A défaut d’un angle féministe, Chien Pourri porte un vrai point de vue sur le détachement vis à vis des possessions matérielles. Il apprécie intensément ce qu’il a, au lieu de convoiter ce qui est hors de sa portée et il partage le peu qu’il possède avec générosité. L’autre force contre intuitive dont bénéficie Chien Pourri est son absence d’anticipation des difficultés à venir ou rencontrées. Ce trait lui confère un optimisme à toute épreuve, même si son objectif semble impossible à atteindre de prime abord aux personnages (et aux spectateurs !) doués de raison. Il est uniquement concentré sur le but qu’il s’est fixé et ne se décourage pas malgré les échecs initiaux ou les moqueries qui glissent sur lui sans jamais l’atteindre. Et ses efforts sont payants ! A tel point que ses succès suscitent la convoitise de ceux qui l’observent en ricanant. C’est là une des très bonnes idées de l’univers : Chien pourri est pauvre, sale, faible et pas malin mais il est envié, jamais ridiculisé. Et surtout il est heureux : il a de vrais amis qui l’acceptent tel qu’il est et avec qui il se montre généreux, son optimisme contagieux change aussi la vision du monde de ceux qui l’entourent. Mais encore rien ne lui semble impossible : la rue et les poubelles qui l’entourent regorgent pour lui de trésors et d’aventures. Ses qualités de cœur, et un petit coup de chance par ci par là, sont une force extraordinaire. Elles de sont d’autant mieux mises en valeur qu’elles ne sont jamais secondées par son intellect ou sa force physique.

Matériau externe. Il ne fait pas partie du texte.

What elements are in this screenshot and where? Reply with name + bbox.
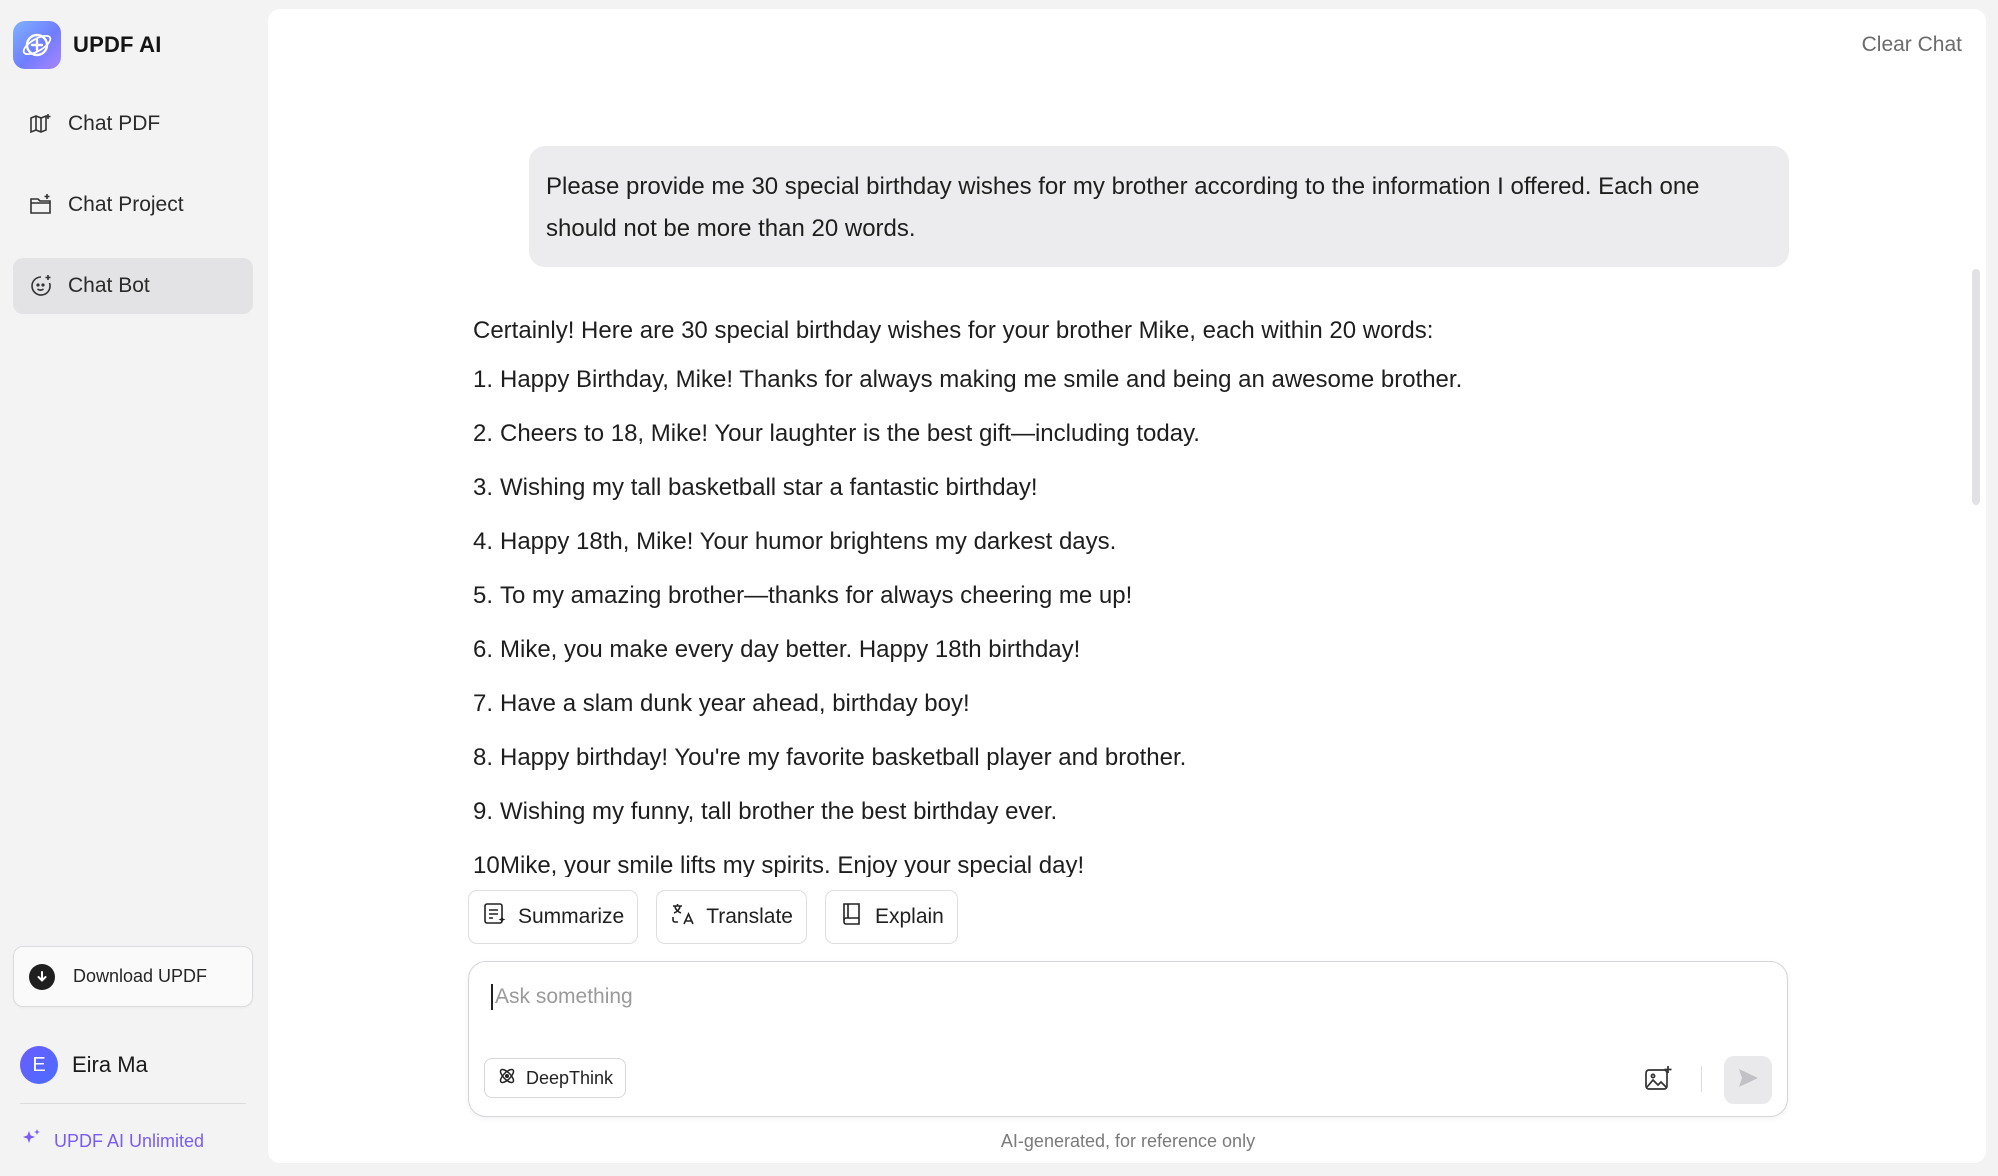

Au final, Chien Pourri est donc un héros résolument différent dont les aventures appellent chacun à plus d’ouverture et de tolérance. Sa gentillesse et son énergie optimiste peuvent nous inspirer pour aborder la vie avec une autre perspective, que l’on soit petit ou grand. C’est un héros que j’aurais été heureuse de côtoyer enfant et que je suis contente d’avoir rencontré aujourd’hui. Chien Pourri, La Vie à Paris ! sort en salles le 7 octobre.